Von Leuten, die beim Thailänder mit Stäbchen essen
Es handelt sich unüberhörbar um eine laute Person am Nebentisch: Und die Dame mittleren Alters pflegt zudem einen fröhlichen Kleidungsstil. Ihre Aufmachung ähnelt der Verpackung für Präsente, wie man sie gerne auf Kindergeburtstagen verschenkt. Ihr Lachen ist stets ein bisschen zu laut, ihre Freundlichkeit immer einen Tick zu süßlich. Und unter der komödienstadelreif inszenierten Weltgewandtheit offenbart sich Unwissenheit. „Wir möchten bitte gern mit Stäbchen essen“, trällert sie dem Kellner im Thai-Restaurant Bangkok bei Gunya in Friedrichshafen zu, als der die Bestellung notiert. Er stutzt kurz und erklärt, dass man keine Stäbchen habe. „Ach“, kommt es enttäuscht vom Kanarienvogel. Und als der Kellner sich entfernt, entschuldigt sie sich beim Tischgenossen, dass es mit der Original-Thaiküche wohl nicht so weit her sei, wenn es nicht mal standesgemäßes Besteckt gebe. Es kostet Überwindung, der Frau nicht spontan zu erklären, dass die Tischkultur Thailands auf Gabel und Löffel fußt, dass es also etwa genauso widersinnig ist, in der Pizzeria nach Stäbchen zu fragen wie hier im Bangkok.

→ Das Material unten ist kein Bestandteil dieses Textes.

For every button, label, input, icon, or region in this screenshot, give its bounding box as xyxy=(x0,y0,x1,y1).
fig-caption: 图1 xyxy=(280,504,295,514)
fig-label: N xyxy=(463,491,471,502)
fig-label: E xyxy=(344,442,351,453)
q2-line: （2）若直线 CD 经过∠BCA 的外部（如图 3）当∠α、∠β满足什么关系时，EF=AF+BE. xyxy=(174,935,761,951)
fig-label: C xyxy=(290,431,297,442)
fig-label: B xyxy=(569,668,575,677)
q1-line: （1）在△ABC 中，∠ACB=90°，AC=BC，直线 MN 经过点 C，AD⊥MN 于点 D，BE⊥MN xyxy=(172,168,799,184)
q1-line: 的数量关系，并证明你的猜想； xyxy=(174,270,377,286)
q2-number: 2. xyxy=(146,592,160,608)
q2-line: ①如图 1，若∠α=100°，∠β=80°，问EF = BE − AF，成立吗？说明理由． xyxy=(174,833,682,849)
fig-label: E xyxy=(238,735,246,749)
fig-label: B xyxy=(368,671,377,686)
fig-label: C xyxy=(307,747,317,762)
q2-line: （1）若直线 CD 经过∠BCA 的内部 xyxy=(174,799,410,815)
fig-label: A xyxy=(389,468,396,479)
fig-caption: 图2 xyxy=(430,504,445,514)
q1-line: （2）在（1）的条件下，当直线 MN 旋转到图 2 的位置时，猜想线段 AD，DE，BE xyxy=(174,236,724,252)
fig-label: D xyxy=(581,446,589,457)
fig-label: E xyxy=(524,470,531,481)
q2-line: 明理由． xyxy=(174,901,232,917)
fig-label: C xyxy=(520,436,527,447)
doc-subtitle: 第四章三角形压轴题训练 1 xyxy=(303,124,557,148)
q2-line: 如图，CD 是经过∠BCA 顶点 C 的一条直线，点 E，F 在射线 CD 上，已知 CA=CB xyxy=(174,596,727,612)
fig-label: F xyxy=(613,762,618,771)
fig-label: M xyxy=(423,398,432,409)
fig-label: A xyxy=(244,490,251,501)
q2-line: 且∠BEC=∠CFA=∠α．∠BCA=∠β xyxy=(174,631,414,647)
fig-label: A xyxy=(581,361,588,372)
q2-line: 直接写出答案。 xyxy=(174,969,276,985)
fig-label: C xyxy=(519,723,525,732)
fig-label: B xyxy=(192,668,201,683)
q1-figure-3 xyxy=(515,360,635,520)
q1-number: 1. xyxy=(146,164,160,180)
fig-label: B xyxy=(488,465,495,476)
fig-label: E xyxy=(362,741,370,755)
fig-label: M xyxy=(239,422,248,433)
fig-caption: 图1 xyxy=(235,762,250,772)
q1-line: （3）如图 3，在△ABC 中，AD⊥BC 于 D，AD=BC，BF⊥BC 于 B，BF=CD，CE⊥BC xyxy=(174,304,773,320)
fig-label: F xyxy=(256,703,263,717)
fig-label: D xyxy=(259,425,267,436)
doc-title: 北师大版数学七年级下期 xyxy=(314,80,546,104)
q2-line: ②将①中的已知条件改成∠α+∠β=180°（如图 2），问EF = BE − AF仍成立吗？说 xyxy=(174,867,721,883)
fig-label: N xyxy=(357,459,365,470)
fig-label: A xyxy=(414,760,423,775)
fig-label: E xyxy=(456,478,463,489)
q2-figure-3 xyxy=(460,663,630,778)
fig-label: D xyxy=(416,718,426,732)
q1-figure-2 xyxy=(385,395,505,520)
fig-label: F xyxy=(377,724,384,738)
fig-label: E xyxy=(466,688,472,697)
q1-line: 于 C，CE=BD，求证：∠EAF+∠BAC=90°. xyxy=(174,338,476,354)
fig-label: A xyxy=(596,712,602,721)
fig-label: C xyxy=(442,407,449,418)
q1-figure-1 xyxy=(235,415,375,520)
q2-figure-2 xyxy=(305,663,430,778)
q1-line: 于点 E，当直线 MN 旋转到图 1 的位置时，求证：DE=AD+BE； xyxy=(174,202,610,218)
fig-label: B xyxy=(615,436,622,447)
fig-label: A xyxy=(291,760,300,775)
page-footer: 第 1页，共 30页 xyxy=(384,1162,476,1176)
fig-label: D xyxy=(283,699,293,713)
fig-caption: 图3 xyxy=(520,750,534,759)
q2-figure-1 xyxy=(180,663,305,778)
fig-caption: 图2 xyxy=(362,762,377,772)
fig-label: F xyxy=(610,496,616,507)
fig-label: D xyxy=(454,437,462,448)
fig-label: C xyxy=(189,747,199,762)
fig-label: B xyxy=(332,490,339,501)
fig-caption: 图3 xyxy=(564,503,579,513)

Wie authentisch die Küche ist, kann sicher nur ein Thai verbindlich sagen. Dass sie den Häflern jedenfalls ausgezeichnet schmeckt, beweisen die vielen Menschen, die das Restaurant scharenweise zur Mittagszeit belagern. Darauf hat sich der Betrieb eingestellt und extra eine umfangreiche Mittagskarte aufgelegt, auf der kein Gericht mehr
als 8,50 kostet.
Schmeckt das auch, was da rasch und variantenreich aus der Küche getragen wird? Ja! Den aromatischen Reigen eröffnet die Hühnersuppe Tom Kha Gai: viel Geflügelfleisch, frische Champignons, Kokosmilch und geschmacksintensives Wurzelwerk mit verträglicher Schärfe. Als Hauptgericht inszeniert die Küche gebratene Eiernudeln mit Gemüse und Thaikräutern, gekrönt von knusperfrischer Entenbrust. Respekt: Das Aromenspiel erfasst die Geschmacksnerven und entfacht Partystimmung im Mund. Dabei überzeugt alles mit Frische und einem Farbenreichtum, der sogar die Dame vom Nebentisch in den Schatten stellt. Die schwere Süße der gebackenen Litschis mit Honig, Sesam und Kokos beendet ein ansonsten durchweg leichtes und gelungenes Menü. Von angenehmer Leichtigkeit ist übrigens auch die Innenarchitektur, die etwas Eleganz andeutet und nicht mit grinsenden Buddha-Statuen zugestellt ist.
Thailands König Bhumibol Adulyadej blickt von der Wand her huldvoll auf die Szenerie. Die Tischnachbarin hat er gut im Blick. Gerade kommt ihr Essen. Anstatt auf den Teller zu blicken, nennt sie mehrfach die Nummer, unter der das Gericht auf der Karte steht: 622. „Gebratene Entenbrust mit Gemüse?“, fragt die Bedienung irritiert. „622!“, schallt es zurück. Erst als sie auf der Karte nachgesehen hat, weiß sie wieder, was sie bestellt hat. Sie greift zu Löffel und Gabel und fängt an, etwas hilflos in ihrer 622 herumzustochern. Gerade so, als könne sie ohne Stäbchen kaum essen. Als der erste Bissen den Mund erreicht, verstummt sie bis auf ein wohliges Schnurren. Da muss sogar der König von Thailand ein bisschen schmunzeln.